К этому времени печально известная теория перенаселения и нехватки продуктов питания англичанина Т. Мальтуса уже была опубликована и нашла своих приверженцев. В 1887 году его соотечественник, известный учёный Т. Гексли предсказал скорый конец цивилизации из-за «азотного голода», который, по его мнению, должен наступить после выработки месторождения все той же чилийской селитры, применявшейся в качестве удобрения. В это время её вывоз составлял уже 500 тыс. т в год. И, наконец, ещё один знаменитый английский учёный-физик У. Крукс в самом конце прошлого века заявил, что не пройдёт и 50 лет, как наступит продовольственный крах из-за полного-истощения чилийских залежей.

Ни одно из этих пророчеств не оправдалось. Человечество не погибло, а освоило производство связанного азота. Для этого существует мощная азотная промышленность. А доля природной селитры сегодня составляет лишь 1,5 % от мирового производства азотсодержащих вещёств.

Да, такова, пожалуй, судьба многих мрачных прогнозов, которые время от времени появлялись на протяжении нашей истории.

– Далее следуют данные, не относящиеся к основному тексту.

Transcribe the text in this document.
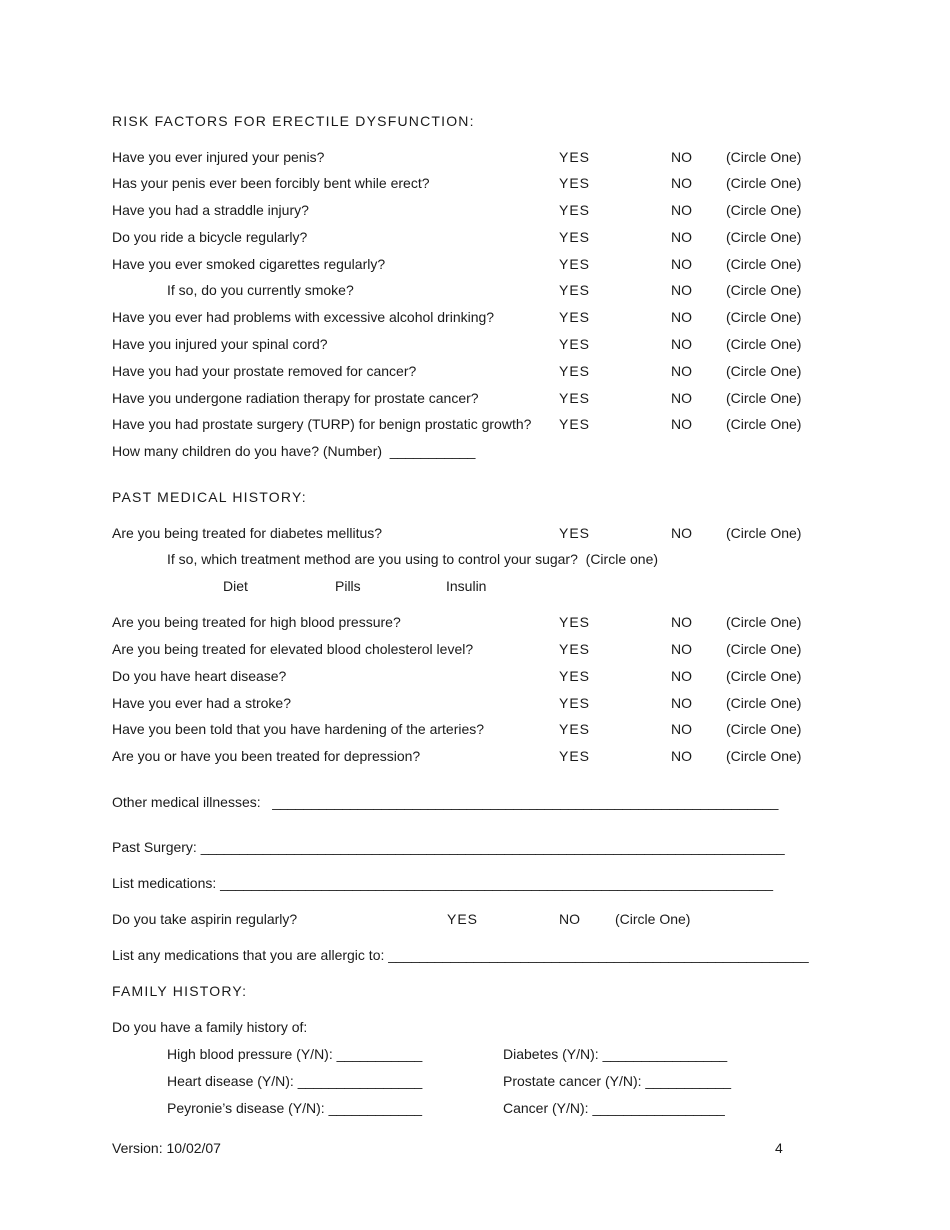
RISK FACTORS FOR ERECTILE DYSFUNCTION:
Have you ever injured your penis?	YES	NO (Circle One)
Has your penis ever been forcibly bent while erect?	YES	NO (Circle One)
Have you had a straddle injury?	YES	NO (Circle One)
Do you ride a bicycle regularly?	YES	NO (Circle One)
Have you ever smoked cigarettes regularly?	YES	NO (Circle One)
If so, do you currently smoke?	YES	NO (Circle One)
Have you ever had problems with excessive alcohol drinking?	YES	NO (Circle One)
Have you injured your spinal cord?	YES	NO (Circle One)
Have you had your prostate removed for cancer?	YES	NO (Circle One)
Have you undergone radiation therapy for prostate cancer?	YES	NO (Circle One)
Have you had prostate surgery (TURP) for benign prostatic growth? YES	NO (Circle One)
How many children do you have? (Number)  ___________
PAST MEDICAL HISTORY:
Are you being treated for diabetes mellitus?	YES	NO (Circle One)
If so, which treatment method are you using to control your sugar?  (Circle one)
Diet	Pills	Insulin
Are you being treated for high blood pressure?	YES	NO (Circle One)
Are you being treated for elevated blood cholesterol level?	YES	NO (Circle One)
Do you have heart disease?	YES	NO (Circle One)
Have you ever had a stroke?	YES	NO (Circle One)
Have you been told that you have hardening of the arteries?	YES	NO (Circle One)
Are you or have you been treated for depression?	YES	NO (Circle One)
Other medical illnesses:   _________________________________________________________________
Past Surgery: ___________________________________________________________________________
List medications: _______________________________________________________________________
Do you take aspirin regularly?	YES	NO	(Circle One)
List any medications that you are allergic to: ______________________________________________________
FAMILY HISTORY:
Do you have a family history of:
High blood pressure (Y/N): ___________	Diabetes (Y/N): ________________
Heart disease (Y/N): ________________	Prostate cancer (Y/N): ___________
Peyronie’s disease (Y/N): ____________	Cancer (Y/N): _________________
Version: 10/02/07	4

И сегодня в них тоже нет недостатка. Взять хотя бы самые ужасные предсказания, связанные с так называемым энергетическим кризисом. Современные оракулы на Западе опять пугают нас близким концом цивилизации из-за скорого истощения запасов природного топлива, высчитывая с точностью до года, когда иссякнут последние нефтяные скважины.

Нам представляется, что для подобного пессимизма нет оснований.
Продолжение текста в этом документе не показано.